Rumble : quand le rock sort de sa réserve

À l'initiative du Marché Gare, l'Aquarium Ciné-Café projette le documentaire Rumble : The Indians who rock the world, indispensable entreprise de réhabilitation du rôle des Amérindiens dans la naissance de la pop music américaine. À voir absolument.


Il est désormais acquis que l'Histoire est pour une grande part écrite par les vainqueurs, mais c'est bien la prise de conscience de cette réalité qui permet petit à petit aux historiens de bonne volonté d'enfin naviguer à contre-sens des prétendus romans nationaux et internationaux. Même aux États-Unis où l'Histoire a pris les contours d'une fable faite de récits de conquête, de mythe de la frontière et de glorification de l'Homme blanc, quelques autres frontières ont fini par bouger : notamment celle qui rangeait la contribution des Noirs et des Amérindiens à l'Histoire de leur pays derrière un voile aussi épais que le Mont Rushmore. Il faut par exemple se rappeler, pour prendre un exemple aussi extrême que symboliquement éclatant, qu'il y a un peu plus d'un siècle, le Wild West Show de Buffalo Bill rejouait tout autour du monde la conquête de l'Ouest en faisant tenir son propre rôle à Sitting Bull, au détail près que dans la version qui en était donnée le chef Sioux était défait à Little Big Horn par un Custer soudain ressuscité.

Le fuzz de Link

C'est dire combien est précieux le documentaire réalisé par Catherine Bainbridge et Alfonso Maiorana, Rumble : The Indians who rocked the world, qui rappelle une vérité longtemps ignorée. À savoir l'apport immense des Amérindiens à la musique pop américaine. Si l'on savait que le blues et l'avant-garde jazz devaient beaucoup aux descendants des esclaves, on occultait alors l'influence primordiale qu'eurent sur eux les chants indiens ou les gammes pentatoniques de Charley Patton, mentor notamment d'Howlin' Wolf.

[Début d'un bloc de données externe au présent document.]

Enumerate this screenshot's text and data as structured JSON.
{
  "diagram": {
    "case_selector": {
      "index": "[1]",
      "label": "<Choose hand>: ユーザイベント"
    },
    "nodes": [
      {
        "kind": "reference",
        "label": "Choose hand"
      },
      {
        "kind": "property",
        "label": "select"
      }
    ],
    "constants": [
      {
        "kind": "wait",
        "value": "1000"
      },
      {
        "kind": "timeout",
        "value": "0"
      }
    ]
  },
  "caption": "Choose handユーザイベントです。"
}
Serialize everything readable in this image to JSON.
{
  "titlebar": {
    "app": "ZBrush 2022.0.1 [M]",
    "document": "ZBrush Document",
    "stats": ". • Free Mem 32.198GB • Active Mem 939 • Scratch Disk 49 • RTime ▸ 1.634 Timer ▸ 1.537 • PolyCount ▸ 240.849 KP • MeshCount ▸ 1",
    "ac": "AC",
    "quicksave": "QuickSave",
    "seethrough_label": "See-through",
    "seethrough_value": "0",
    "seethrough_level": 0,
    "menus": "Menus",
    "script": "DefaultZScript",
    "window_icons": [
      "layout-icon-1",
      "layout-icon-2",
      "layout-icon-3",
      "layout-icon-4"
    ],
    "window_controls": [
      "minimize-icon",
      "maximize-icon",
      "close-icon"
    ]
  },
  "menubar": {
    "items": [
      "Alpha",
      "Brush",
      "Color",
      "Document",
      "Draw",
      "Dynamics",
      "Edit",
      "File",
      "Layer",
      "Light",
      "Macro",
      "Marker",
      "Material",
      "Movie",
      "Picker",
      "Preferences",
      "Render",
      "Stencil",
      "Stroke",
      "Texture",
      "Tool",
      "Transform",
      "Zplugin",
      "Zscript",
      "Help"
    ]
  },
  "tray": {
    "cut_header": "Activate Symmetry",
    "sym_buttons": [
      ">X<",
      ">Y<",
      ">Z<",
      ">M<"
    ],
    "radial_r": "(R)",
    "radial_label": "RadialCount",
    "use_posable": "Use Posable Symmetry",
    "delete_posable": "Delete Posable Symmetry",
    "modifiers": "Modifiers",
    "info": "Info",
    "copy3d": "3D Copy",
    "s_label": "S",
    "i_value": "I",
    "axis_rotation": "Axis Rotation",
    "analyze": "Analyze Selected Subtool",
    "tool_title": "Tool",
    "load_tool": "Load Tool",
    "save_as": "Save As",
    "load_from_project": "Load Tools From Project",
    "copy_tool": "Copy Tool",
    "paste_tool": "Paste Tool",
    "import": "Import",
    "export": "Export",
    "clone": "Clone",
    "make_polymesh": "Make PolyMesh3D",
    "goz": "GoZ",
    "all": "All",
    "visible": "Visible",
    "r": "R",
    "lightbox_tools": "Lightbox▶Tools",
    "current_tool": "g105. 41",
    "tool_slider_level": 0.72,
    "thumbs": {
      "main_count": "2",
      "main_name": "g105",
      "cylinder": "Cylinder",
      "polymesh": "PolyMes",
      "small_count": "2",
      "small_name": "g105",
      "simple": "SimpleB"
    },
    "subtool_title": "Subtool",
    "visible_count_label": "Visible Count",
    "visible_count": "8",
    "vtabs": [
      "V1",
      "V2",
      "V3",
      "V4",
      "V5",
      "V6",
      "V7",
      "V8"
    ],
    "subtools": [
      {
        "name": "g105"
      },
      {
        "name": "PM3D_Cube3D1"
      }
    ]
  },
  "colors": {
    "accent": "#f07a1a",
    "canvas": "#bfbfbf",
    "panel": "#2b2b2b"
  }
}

Mais aussi la ribambelle de talents musicaux, comme Patton, d'origine amérindienne plus ou moins dévoilée, qui a irrigué le rock, le blues et le folk : du mythique Link Wray dont le fuzz a fait entrer en religion des générations de rockeurs au guitariste virtuose Jesse Ed Davis, de la protest-singer Buffy Sainte-Marie, connue pour ses chansons pro-natifs (Universal Soldier, Bury My Heart at Wounded Knee, en référence au massacre de Lakotas par le 7e de cavalerie), mais placardisée pour les mêmes raisons, à Redbone et son multi-samplé Come and get your love, de Mildred Bailey, l'une des pionnières du jazz vocal à Robbie Robertson du Band. Sans oublier Jimi Hendrix. Nourri des nombreuses images d'archives et d'un ahurissant casting de témoins, voilà un film indispensable qui a le grand mérite de remettre le tipi au milieu du village américain.